UBS maintains Buy on Woodward, stock target steady on consensus estimates

Published 19/08/2024, 16:16
UBS maintains Buy on Woodward, stock target steady on consensus estimates

On Monday, UBS reaffirmed its Buy rating on shares of Woodward Inc. (NASDAQ:WWD), with a consistent price target of $208.00. The firm's analysis highlighted ongoing discussions regarding the revenue and earnings before interest and taxes (EBIT) for Woodward's Industrial segment, particularly concerning the China Truck versus Core Industrial markets.

The analyst from UBS noted that consensus estimates for Woodward's Industrial revenue and EBIT have been adjusted downward. However, there is still debate about the company's future guidance, especially for fiscal year 2025 (FY25). The firm believes that the consensus revenue estimates for Woodward's Industrial segment in FY25 have become more conservative, reducing potential risks.

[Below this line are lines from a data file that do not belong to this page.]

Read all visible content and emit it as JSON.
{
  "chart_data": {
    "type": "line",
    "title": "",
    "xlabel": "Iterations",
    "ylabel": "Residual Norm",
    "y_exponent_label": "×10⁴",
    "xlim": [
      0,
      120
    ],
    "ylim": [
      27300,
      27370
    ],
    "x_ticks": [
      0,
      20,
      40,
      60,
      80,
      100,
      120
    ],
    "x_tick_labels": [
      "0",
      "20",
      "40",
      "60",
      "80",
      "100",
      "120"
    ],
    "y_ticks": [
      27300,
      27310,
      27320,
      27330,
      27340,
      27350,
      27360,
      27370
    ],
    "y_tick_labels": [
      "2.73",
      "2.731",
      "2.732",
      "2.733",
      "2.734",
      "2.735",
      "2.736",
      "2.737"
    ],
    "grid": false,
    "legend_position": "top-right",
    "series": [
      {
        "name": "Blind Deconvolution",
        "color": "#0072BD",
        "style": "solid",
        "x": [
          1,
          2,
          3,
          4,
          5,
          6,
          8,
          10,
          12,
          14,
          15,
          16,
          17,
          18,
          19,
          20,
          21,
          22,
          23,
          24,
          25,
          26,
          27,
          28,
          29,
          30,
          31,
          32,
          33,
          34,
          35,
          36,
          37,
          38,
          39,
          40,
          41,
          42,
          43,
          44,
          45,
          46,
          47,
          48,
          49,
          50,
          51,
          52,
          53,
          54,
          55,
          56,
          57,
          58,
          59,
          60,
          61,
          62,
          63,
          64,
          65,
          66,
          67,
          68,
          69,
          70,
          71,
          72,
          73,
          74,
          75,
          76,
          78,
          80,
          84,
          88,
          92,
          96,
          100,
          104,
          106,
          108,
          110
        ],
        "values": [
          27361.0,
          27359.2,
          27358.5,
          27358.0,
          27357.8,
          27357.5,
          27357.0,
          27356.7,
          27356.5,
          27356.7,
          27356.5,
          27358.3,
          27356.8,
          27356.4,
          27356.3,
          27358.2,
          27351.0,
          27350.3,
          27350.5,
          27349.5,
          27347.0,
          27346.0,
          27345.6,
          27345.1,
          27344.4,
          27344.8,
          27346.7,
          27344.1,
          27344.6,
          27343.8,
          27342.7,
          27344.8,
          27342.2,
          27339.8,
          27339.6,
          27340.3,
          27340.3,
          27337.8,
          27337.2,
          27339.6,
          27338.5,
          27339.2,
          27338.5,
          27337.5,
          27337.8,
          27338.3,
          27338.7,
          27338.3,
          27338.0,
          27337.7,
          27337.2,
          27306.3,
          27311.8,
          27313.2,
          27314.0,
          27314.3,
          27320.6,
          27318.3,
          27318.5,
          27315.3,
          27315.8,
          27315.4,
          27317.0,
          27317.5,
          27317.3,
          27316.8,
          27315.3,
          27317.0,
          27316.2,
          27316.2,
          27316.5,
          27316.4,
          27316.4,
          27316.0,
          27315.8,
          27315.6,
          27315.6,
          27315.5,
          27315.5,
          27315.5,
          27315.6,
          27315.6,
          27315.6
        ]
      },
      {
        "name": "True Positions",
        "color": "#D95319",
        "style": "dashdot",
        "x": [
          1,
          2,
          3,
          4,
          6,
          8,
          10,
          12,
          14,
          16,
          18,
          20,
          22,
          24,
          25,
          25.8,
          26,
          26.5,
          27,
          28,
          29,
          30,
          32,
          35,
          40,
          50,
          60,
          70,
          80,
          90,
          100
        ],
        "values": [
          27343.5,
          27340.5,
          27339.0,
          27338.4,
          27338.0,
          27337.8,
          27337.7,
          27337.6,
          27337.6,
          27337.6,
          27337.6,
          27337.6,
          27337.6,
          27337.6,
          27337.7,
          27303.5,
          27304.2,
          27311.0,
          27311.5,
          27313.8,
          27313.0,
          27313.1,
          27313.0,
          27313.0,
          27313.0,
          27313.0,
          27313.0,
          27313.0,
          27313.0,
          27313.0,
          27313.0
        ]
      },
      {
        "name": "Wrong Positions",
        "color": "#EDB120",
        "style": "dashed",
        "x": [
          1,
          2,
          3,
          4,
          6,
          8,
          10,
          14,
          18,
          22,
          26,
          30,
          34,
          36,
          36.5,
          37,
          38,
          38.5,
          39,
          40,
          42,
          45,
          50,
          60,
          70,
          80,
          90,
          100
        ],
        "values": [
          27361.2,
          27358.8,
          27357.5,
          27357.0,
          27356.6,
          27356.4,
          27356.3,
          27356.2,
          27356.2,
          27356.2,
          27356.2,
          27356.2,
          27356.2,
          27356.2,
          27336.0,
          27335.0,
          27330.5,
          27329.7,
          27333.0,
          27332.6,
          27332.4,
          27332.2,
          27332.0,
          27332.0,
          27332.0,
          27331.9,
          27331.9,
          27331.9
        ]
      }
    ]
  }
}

It was pointed out that while the consensus estimates suggest a Core margin of approximately 15% for Woodward's Industrial segment, this level of profitability might not be what the company will project for FY25. UBS anticipates that Woodward could achieve a 15% Core margin by fiscal year 2026 (FY26), but this may not be the expectation set by the company for the upcoming fiscal year.

The analysis by UBS also explored various scenarios regarding the potential impact of the China Truck segment on Woodward's revenue and EBIT. These scenarios consider what might be reflected in the consensus estimates for the Core Industrial segment. The firm has prepared a detailed revenue build for Woodward's Industrial segment, which is available upon request for those seeking more in-depth information.

In other recent news, Woodward Inc. faced a price target reduction from TD Cowen due to anticipated challenges in the aerospace original equipment sector and China's natural gas bus and truck engine market. The firm maintained a Buy rating on Woodward, signifying positive long-term investment potential despite the lowered price target.

Woodward also reported a 6% increase in net sales during its third-quarter fiscal year 2024 earnings call, attributed to the Aerospace and Industrial segments. However, due to lower China on-highway sales and ongoing supply disruptions, the company revised its full-year sales guidance to between $3.25 billion and $3.3 billion.

Moreover, Woodward returned $348 million to stockholders and reported a free cash flow of $225 million for the first nine months. Looking ahead, the company forecasts Aerospace sales to grow by 12% to 14% and Industrial sales to increase by 11% to 13%. These are recent developments for Woodward Inc., as it continues to focus on innovation, cost management, and strategic growth.

InvestingPro Insights

Woodward Inc. (NASDAQ:WWD) has demonstrated a strong financial foundation, according to recent data from InvestingPro. With a market capitalization of $9.29 billion, the company shows robust revenue growth, with the last twelve months as of Q3 2024 revealing a notable increase of 16.9%. This growth is complemented by a solid gross profit margin of 26.98% for the same period.

Investors may find comfort in Woodward's ability to maintain dividend payments for 52 consecutive years, with the dividend growth over the last twelve months reaching 13.64%. An InvestingPro Tip highlights that Woodward's liquid assets exceed its short-term obligations, which may reassure investors of the company's financial health in the near term.

Moreover, Woodward's stock is trading at a P/E ratio of 25.17, which InvestingPro Tips suggest is low relative to near-term earnings growth, indicating potential value for investors. The company's commitment to shareholder returns is further evidenced by its history of raising its dividend for 3 consecutive years. For those considering a deeper dive into Woodward's financials, InvestingPro offers additional tips, with 9 more insights available that could provide further clarity on the company's valuation and future prospects.

Despite recent downward revisions in earnings by analysts for the upcoming period, Woodward is expected to remain profitable this year. This is particularly noteworthy as the company navigates the complexities of the China Truck versus Core Industrial markets.

Investors may also note that the stock is currently trading at 82.64% of its 52-week high, with an analyst fair value target of $184, suggesting a potential upside from its previous close of $155.66. The next earnings date is set for November 14, 2024, which will be a key event for investors to watch.